Schillaci also defended some of the latest milestones - 'actions speak louder than words,' he said - achieved in recent weeks: from the mental health plan that had been missing for 13 years to the pandemic plan that 'makes Italia ready to face health emergencies' at a time when the Hantavirus and Ebola frighten the world, both of which are funded. In the meantime, in order to plug the many gaps, he recalls the agreement just signed with India to immediately bring Indian nurses on a fast track: "We are training our nurses of the future, but like many other European countries we also need many social and health workers, which we can take from countries such as India that have a similar type of training to ours.
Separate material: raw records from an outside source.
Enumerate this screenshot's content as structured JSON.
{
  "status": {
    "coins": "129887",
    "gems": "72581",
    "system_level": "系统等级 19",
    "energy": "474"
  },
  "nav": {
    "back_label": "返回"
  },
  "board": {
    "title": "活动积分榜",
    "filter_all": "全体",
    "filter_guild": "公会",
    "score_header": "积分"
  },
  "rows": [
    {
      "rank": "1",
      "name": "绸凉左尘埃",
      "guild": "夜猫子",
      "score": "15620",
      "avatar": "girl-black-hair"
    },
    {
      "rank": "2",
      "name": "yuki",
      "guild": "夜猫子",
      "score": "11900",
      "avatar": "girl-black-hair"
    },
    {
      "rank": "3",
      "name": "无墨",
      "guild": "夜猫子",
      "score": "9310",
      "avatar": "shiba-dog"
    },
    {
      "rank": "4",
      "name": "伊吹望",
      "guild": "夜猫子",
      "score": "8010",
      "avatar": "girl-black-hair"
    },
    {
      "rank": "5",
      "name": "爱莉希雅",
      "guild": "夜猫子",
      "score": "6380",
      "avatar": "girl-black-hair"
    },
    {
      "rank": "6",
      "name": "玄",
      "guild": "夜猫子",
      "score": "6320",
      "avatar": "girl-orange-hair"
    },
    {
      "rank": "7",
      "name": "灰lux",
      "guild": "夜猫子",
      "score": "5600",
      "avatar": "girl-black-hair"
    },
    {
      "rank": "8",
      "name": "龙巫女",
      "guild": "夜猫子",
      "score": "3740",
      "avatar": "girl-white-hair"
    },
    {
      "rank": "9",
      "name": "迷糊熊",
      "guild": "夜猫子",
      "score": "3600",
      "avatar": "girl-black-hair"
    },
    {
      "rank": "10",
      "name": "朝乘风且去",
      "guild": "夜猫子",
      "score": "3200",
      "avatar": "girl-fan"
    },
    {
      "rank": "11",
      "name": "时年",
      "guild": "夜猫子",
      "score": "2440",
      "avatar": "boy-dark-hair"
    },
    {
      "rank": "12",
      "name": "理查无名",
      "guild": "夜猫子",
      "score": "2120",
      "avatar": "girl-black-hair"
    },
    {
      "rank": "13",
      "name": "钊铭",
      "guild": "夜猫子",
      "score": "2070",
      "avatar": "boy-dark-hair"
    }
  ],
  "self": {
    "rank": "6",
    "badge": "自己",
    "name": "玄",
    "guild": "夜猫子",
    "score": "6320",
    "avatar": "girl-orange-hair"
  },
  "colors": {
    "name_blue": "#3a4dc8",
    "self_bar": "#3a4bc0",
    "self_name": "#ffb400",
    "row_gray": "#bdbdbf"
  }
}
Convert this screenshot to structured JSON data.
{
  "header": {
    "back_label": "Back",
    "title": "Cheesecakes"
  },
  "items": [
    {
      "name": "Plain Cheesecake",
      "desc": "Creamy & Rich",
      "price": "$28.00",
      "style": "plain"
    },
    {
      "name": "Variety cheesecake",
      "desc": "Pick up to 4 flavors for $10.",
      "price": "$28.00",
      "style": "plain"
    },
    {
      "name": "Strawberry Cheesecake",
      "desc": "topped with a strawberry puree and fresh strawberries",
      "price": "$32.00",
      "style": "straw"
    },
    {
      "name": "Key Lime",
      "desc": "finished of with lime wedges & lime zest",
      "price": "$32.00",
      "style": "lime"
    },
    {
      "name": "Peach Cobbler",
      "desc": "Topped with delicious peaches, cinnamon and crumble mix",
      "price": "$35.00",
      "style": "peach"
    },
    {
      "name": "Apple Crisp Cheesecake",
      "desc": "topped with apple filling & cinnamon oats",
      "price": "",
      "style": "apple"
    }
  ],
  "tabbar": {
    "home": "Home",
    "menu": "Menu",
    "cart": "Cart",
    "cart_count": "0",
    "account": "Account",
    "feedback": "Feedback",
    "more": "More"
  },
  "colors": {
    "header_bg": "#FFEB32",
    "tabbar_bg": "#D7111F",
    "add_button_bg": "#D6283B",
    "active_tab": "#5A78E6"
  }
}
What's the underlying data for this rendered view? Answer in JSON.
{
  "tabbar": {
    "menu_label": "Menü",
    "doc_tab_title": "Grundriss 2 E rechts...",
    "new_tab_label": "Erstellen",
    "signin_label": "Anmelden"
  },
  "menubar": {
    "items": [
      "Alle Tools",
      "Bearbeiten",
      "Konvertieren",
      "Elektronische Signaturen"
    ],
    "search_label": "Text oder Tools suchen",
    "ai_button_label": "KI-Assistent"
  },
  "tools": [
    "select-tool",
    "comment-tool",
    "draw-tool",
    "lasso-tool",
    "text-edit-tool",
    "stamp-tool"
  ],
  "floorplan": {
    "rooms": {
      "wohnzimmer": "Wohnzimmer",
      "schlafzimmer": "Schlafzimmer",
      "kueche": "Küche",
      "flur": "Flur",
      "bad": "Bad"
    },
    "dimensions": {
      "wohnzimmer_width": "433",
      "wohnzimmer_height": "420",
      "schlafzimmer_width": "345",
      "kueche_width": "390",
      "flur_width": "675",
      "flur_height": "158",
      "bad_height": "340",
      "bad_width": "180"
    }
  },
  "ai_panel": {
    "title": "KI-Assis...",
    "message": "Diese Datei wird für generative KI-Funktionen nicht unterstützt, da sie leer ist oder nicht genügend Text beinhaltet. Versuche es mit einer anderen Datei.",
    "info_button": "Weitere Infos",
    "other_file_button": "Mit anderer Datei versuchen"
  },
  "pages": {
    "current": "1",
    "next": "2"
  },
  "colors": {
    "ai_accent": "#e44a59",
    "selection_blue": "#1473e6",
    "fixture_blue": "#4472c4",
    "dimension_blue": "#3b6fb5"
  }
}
The minister's words obviously aroused a debate among the speakers, with the president of the Order of Physicians Filippo Anelli calling for 'investing more in healthcare because every euro invested produces 1.8' and rejecting the hypothesis of reform with dependency: 'There is no need, if all 40,000 family doctors will guarantee 4 hours a week for Community Homes as planned, there will be more than enough presence'. While Barbara Mangiacavalli president of the Federazione degli Ordini delle professioni infermieristiche (Federation of Nursing Professions Associations) looks to the future of the profession "enhanced by the new three specialised degree courses", but invites all professions to work as a team, "because it is impossible to do healthcare alone". For Massimo Massetti, director of the Department of Cardiovascular Sciences and Cardiac Surgery at the Policlinico Gemelli in Rome, 'the resources are there, as are the personnel, but they must be used better, above all by coordinating the territory with the hospital. Giuseppe Milanese, president of Confcooperative Sanità, also believes that the SSN must be modernised because 'it is useless to continue to mend a dress that is no longer suitable: we need States General of healthcare. We are losing the battle over the elderly population" "Who is there in the territories? Family doctors, family nurses. More than bricks,' Milanese concludes, 'we need forms of enterprise that aggregate these professional skills. Cooperatives allow the valorisation of the professions by responding to the needs of the elderly'.